In [1]:
import os
import numpy as np
import pandas as pd
import plotly.plotly as py
import plotly.graph_objs as go

from sklearn.preprocessing import LabelEncoder

le = LabelEncoder()
pd.options.display.max_columns = 80

os.chdir('/Users/MatthewBarnette/data_science/house_prices/data')
#os.chdir('C:/Users/spike/OneDrive/data_science/house_prices/data')

train = pd.read_csv('train.csv',index_col='Id')

To start off I want to make a correlation matrix, however categorical data will not work well. So I'm going to use label encoding to convert it so that it is at least numeric, though not continuous.

In [2]:
object_columns = train.select_dtypes(include=['object']).columns.values

for column in object_columns:
    le.fit(train[column].astype(str))
    train[column] = le.transform(train[column].astype(str))

I'm creating the correlation matrix and filtering it down to a correlation of greater than .5 as there are 80 columns in this dataset and I'm certain some of them are not as relavent as others. As the variable I will be trying to calculate is SalePrice I am mainly looking at the correlation of that column

In [3]:
train_corr = train.corr(method='pearson')
train_corr = train_corr[(train_corr.SalePrice >= .5)]
train_corr = train_corr[train_corr.index]

From there I take the correlation matrix and convert it into a heatmap for ease of viewing.

In [4]:
train_heatmap = [go.Heatmap(z=train_corr.values.tolist(),
                            x=train_corr.columns.values,
                            y=train_corr.index,
                            colorscale='Viridis')]

py.iplot(train_heatmap,filename='housing_data_corr_matrix')

Now we have some correlation data, but what does our sale price data look like.

In [5]:
train.SalePrice.describe()

count      1460.000000
mean     180921.195890
std       79442.502883
min       34900.000000
25%      129975.000000
50%      163000.000000
75%      214000.000000
max      755000.000000
Name: SalePrice, dtype: float64

Looking at the below histogram we can see that the prices are positively skewed with a few outliers.

In [6]:
salehist = [go.Histogram(x=train.SalePrice)]
py.iplot(salehist,file_name='sale_price_histogram',bin=20000)

Another thing which could be useful is taking a look at those items which are closely correlated in relations to the SalePrice variable

In [7]:
qual_sale = [go.Box(x=train['OverallQual'],y=train['SalePrice'])]
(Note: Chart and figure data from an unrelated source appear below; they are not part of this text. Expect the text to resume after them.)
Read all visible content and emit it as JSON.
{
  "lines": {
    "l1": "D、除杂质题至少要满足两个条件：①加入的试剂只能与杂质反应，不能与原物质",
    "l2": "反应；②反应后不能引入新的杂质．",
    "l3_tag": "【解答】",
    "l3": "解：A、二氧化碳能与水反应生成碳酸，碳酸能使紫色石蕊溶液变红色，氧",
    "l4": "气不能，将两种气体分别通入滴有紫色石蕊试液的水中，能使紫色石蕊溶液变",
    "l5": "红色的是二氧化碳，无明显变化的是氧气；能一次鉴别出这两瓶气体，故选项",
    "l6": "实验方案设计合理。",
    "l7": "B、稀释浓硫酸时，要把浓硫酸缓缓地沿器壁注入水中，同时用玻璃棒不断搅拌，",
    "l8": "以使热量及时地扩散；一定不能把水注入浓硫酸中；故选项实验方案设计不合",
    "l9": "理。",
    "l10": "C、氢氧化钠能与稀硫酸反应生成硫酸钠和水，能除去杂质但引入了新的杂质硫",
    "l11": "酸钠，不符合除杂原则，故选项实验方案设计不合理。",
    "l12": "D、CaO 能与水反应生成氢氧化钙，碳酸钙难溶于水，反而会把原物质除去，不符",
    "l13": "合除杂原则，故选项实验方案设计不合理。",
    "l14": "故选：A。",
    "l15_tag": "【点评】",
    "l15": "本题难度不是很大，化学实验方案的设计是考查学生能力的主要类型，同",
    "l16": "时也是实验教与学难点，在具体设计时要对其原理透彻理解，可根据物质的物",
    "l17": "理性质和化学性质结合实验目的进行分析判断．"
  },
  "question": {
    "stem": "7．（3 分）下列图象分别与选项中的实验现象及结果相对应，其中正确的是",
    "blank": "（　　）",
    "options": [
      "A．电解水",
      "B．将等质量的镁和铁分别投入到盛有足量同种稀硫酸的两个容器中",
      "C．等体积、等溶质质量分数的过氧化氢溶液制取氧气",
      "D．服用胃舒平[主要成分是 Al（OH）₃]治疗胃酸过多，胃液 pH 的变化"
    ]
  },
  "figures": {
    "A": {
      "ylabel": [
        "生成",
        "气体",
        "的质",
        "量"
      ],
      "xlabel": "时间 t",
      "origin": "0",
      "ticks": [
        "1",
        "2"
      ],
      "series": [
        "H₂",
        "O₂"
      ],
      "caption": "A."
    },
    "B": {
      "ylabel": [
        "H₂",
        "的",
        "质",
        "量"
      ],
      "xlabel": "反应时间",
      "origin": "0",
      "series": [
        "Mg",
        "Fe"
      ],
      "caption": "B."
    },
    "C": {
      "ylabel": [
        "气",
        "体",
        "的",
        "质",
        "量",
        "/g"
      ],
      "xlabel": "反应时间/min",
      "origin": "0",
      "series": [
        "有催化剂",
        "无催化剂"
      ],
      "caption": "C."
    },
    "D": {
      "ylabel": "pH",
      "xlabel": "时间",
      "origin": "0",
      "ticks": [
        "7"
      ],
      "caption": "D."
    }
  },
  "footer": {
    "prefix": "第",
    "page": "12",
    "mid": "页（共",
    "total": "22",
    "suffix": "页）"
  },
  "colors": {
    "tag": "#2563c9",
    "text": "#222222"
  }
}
py.iplot(qual_sale,filename='box_quality_sale')

In [8]:
bath_sale = [go.Box(x=train['FullBath'],y=train['SalePrice'])]

py.iplot(bath_sale,filename='box_fullbath_sale')

In [11]:
year_built = [go.Box(x=train['YearBuilt'],y=train['SalePrice'])]

py.iplot(year_built,filename='box_yearbuilt_sale')

In [10]:
year_remod = [go.Box(x=train['YearRemodAdd'],y=train['SalePrice'])]

py.iplot(year_remod,filename='box_yearremod_sale')

In [9]:
cars_sale = [go.Box(x=train['GarageCars'],y=train['SalePrice'])]

py.iplot(cars_sale,filename='box_garagecar_sale')

In [13]:
garagearea_sale = [go.Scatter(x=train['GarageArea'],y=train['SalePrice'],mode='markers')]

py.iplot(garagearea_sale,filename='scatter_garagearea_sale')

In [12]:
fstflrsf_sale = [go.Scatter(x=train['1stFlrSF'],y=train['SalePrice'],mode='markers')]

py.iplot(fstflrsf_sale,filename='scatter_fstflrsf_sale')

In [14]:
bsmtsf_sale = [go.Scatter(x=train['TotalBsmtSF'],y=train['SalePrice'],mode='markers')]

py.iplot(bsmtsf_sale,filename='scatter_bsmtsf_sale')

In [15]:
grlivarea_sale = [go.Scatter(x=train['GrLivArea'],y=train['SalePrice'],mode='markers')]

py.iplot(grlivarea_sale,filename='scatter_grlivarea_sale')

One thing that I notice throughout most of the scatter plots is there is one point that continually seems to be an outlier. It seems that the price is around 160k.